Acer showcased its 2014 back to school line this week at its global press conference in New York. Standing out amongst the recently revealed devices was the company’s new convertible laptop, the Acer Aspire Switch 10. Living up to its namesake the 10-inch two-in-one hybrid features a flexible form factor — not unlike Lenovo’s popular Yoga line — with the ability to switch between various modes at a moments notice.

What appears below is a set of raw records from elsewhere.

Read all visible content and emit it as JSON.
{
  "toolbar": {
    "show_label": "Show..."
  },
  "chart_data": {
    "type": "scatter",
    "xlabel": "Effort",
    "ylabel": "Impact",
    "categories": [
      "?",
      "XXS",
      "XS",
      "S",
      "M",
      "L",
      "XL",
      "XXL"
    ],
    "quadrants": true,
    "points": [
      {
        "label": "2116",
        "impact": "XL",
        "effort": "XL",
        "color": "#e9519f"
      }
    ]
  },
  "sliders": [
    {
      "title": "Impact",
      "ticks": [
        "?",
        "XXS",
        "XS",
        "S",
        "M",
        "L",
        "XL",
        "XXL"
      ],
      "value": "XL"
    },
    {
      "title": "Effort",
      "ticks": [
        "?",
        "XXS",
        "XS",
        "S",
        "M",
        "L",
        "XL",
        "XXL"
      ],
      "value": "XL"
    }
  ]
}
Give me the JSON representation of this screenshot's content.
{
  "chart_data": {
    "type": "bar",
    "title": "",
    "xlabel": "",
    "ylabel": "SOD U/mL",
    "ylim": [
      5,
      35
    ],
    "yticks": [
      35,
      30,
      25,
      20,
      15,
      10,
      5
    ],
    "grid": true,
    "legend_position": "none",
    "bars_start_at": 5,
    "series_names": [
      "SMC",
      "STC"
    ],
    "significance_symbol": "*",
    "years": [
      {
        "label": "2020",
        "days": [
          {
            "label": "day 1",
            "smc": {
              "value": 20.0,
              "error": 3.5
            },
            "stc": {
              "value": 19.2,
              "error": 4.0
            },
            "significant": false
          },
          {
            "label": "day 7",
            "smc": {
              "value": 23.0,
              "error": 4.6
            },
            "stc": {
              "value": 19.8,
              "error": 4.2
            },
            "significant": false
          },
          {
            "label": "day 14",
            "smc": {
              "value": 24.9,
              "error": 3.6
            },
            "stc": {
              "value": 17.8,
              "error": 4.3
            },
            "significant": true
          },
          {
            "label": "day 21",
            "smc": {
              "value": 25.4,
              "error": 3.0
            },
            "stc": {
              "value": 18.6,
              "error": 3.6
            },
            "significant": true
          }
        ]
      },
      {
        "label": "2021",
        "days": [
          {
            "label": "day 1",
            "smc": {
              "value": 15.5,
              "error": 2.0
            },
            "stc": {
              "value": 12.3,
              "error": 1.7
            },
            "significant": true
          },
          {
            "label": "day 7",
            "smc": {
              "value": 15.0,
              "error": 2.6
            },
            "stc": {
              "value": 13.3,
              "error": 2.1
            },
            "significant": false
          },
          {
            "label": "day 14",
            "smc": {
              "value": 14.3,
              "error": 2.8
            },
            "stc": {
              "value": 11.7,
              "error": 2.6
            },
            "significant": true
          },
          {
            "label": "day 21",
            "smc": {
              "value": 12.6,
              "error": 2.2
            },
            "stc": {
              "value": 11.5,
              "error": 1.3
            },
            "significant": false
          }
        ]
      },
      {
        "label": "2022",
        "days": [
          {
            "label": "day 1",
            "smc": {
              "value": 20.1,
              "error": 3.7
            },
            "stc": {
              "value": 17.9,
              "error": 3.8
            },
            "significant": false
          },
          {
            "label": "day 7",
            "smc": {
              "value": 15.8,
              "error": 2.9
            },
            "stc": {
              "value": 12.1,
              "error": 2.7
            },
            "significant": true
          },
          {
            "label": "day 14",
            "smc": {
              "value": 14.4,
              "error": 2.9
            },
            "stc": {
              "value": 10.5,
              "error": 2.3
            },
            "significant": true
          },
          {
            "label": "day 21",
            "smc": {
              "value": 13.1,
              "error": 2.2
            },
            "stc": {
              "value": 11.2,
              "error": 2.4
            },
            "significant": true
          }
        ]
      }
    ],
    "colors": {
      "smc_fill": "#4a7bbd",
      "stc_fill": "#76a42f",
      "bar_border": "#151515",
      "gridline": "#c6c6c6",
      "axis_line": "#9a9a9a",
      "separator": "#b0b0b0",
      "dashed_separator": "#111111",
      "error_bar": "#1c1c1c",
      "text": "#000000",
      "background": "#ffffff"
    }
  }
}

While there are plenty of hybrid convertibles currently on the market , the Acer Aspire Switch 10 sets itself apart with its detachable hinge design. Acer refers to the new design as “Snap Hinge”, which employs magnetic connectors that allow the display and dock to attach without the need of a lock latch. The display can detach to act a standalone tablet; or it can be turned around and placed backwards on the keyboard dock to enter stand mode. From there the device can be turned on its head to enter tent mode or the display can be pushed all the way back to enter tablet mode (while attached to keyboard dock).
Notebook Review’s time with the Acer Aspires Switch 10 was limited, but the new magnetic hinge feels like a marked (and much needed) improvement over other detachable devices. The two prongs securely hold the tablet in place, producing a nice audible pop when locking. Despite the latch-free design the hinge appears sturdy enough to hold the device in place. I was able to hold the Switch 10 from its display and even shake it repeatedly while the dock remained securely attached. Removing the display proves just as easy. Placing light pressure on both the dock and display simultaneously allowed the device to easily separate. Reconnecting the display can a prove a bit trickier, but once the prongs are lined up the pull from the magnets will handle the rest.
The only issue with the magnetic hinge is that it adds weight to the rear-end of the keyboard. With the magnetic hinge and the tablet situated at the back-end of the device, all of the device’s weight is located at its back-end and the Switch 10 feels off-balance in its standard clamshell mode as a result. This shouldn’t prove too serious a problem, but it may make using the Switch 10 as a laptop a bit uncomfortable.
Minor weight balancing issues aside, the Acer Aspire Switch 10 appears to be a fairly well built machine. Save for the attractive horizontal brushed textured on the display lid, the design is a bit bland sporting a squared uninspired build. While the device may not feature the most eye-catching design, it’s incredibly portable at only 2.54 pounds (1.29 pounds as a standalone tablet) and the tablet felt solid in my hands.. Even when applying solid pressure to the display it held it’s form.
As a budget device the notebook offers components more in line with a Windows 8 tablet than a traditional laptop. The device features an Intel Atom Z3745 processor, with 2GB of RAM, Intel HD Graphics and up to 64GB of eMMC memory. Acer will also offer an option with a built-in HDD in the dock, for those that want more storage. With these components users will be able to handle basic word processing and web functions along with less taxing applications like watching movies, but anything more trying will likely push this device to its limits.
The Acer Aspire Switch 10 features a standard HD resolution (1366 x 768) 10.1-inch display. While the resolution is lower than NBR would have liked , the display still offer IPS quality with Acer’s new “Zero Gap” bonding, which supposedly helps to reduce on-screen glare. Unfortunately I didn’t get the chance to test the Switch 10 fully, but the display held up admirably under the various lights and flashes on the conference floor. The display also afforded solid viewing angles with images holding up well past 100 degrees.
With it’s fluid magnetic hinge design and affordable price point the Acer Aspire Switch 10 is shaping up to be a great option for user with limited computing needs who want the flexibility of both a tablet and laptop.
The Switch 10 will be made available starting in late May for $380.